"I am sure," she interrupts—"and you must be. I wish to be treated in this matter exactly as if I were a man. I wish I were one!"
"I doubt if you'd get most men to agree with you in that wish," I says. "However, never mind. I'll do my best to get Mr. Jacobs, my partner, to say 'Yes' to your proposal. And I hope you'll do fust-rate, even if we are what you call rivals. Drop in any time, Miss Georg—Georgianna, I mean."
We shook hands and she went away. I went as fur as the platform with her. When I turned to go in again I noticed 'Dolph Cahoon starin' after her, with his eyes and mouth open.
"Gosh!" says he, grinnin'. "By gosh! She's a peach! Ain't she, Cap'n Zeb?"
"Maybe so," says I, pretty short; "but I don't recollect that we hired you as a judge of fruit. Has that broom took root in the dirt on this platform? Or what is the matter?"
[CHAPTER XIII—WHAT CAME THROUGH THE SCREEN]
Jacobs come in late that afternoon.
"Say," says he, "there was a sample of the Eureka screen in Parkinson's office when I was there just now. He wouldn't say who left it or anything about it. When I asked he grinned and winked. That's all. Confound his fat head! Do you know where it came from?"
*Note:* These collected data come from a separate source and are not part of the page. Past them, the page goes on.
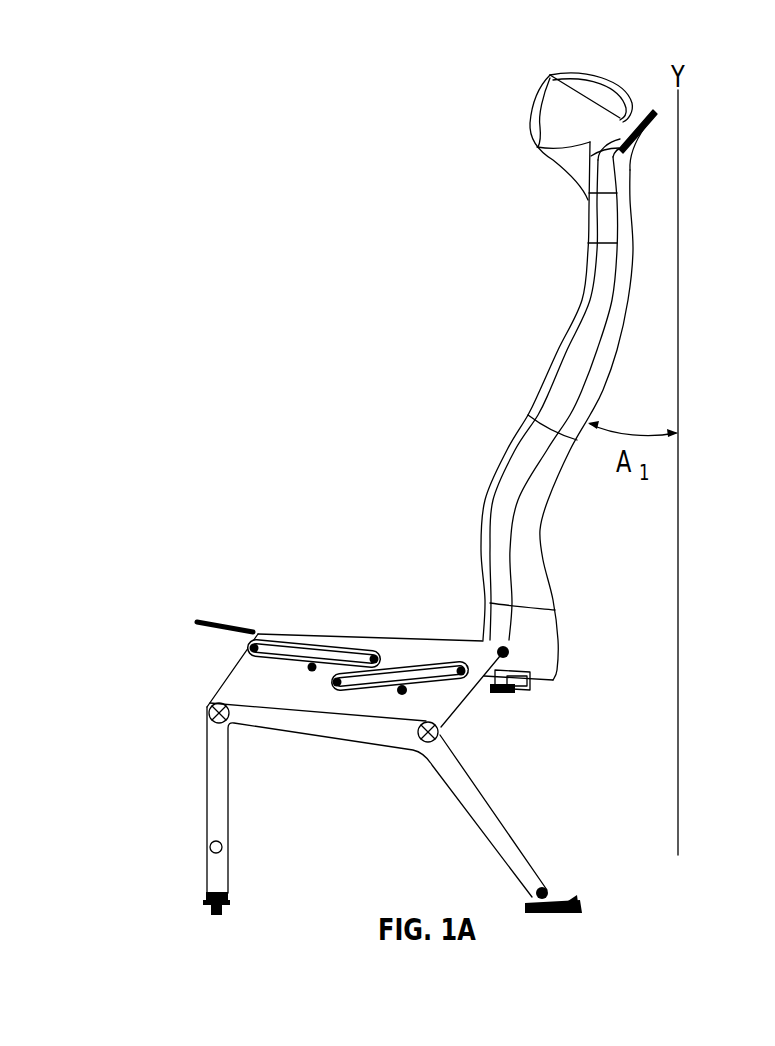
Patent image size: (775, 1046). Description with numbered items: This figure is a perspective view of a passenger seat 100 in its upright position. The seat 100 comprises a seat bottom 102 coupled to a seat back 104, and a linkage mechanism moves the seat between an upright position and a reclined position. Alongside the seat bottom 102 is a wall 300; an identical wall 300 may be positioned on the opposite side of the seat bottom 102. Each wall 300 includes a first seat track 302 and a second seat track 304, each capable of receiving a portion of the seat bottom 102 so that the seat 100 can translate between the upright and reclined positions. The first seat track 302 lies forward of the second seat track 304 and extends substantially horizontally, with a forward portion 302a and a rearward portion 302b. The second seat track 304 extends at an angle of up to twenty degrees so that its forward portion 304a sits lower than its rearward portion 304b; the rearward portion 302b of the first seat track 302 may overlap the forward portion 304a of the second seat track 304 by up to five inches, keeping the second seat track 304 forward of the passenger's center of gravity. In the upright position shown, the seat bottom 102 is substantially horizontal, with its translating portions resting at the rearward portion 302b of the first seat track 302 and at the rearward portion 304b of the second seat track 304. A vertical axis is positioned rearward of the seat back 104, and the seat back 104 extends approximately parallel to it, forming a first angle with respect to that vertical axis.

The seat 100 is at (298, 233).
The seat bottom 102 is at (213, 625).
The seat back 104 is at (630, 220).
The wall 300 is at (188, 679).
The first seat track 302 is at (309, 634).
The forward portion of the first seat track 302a is at (256, 643).
The rearward portion of the first seat track 302b is at (358, 645).
The second seat track 304 is at (403, 702).
The forward portion of the second seat track 304a is at (368, 692).
The rearward portion of the second seat track 304b is at (460, 662).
"I can guess," I says; and then I told him the whole yarn. He was as surprised as I was to find out that Geo. Lentz was a female; but it only made him madder than ever—if such a thing's possible.
"Wants to be treated like a man, does she?" he says. "All right; we'll treat her like one. She may be Georgianna, but she'll get just what was comin' to George."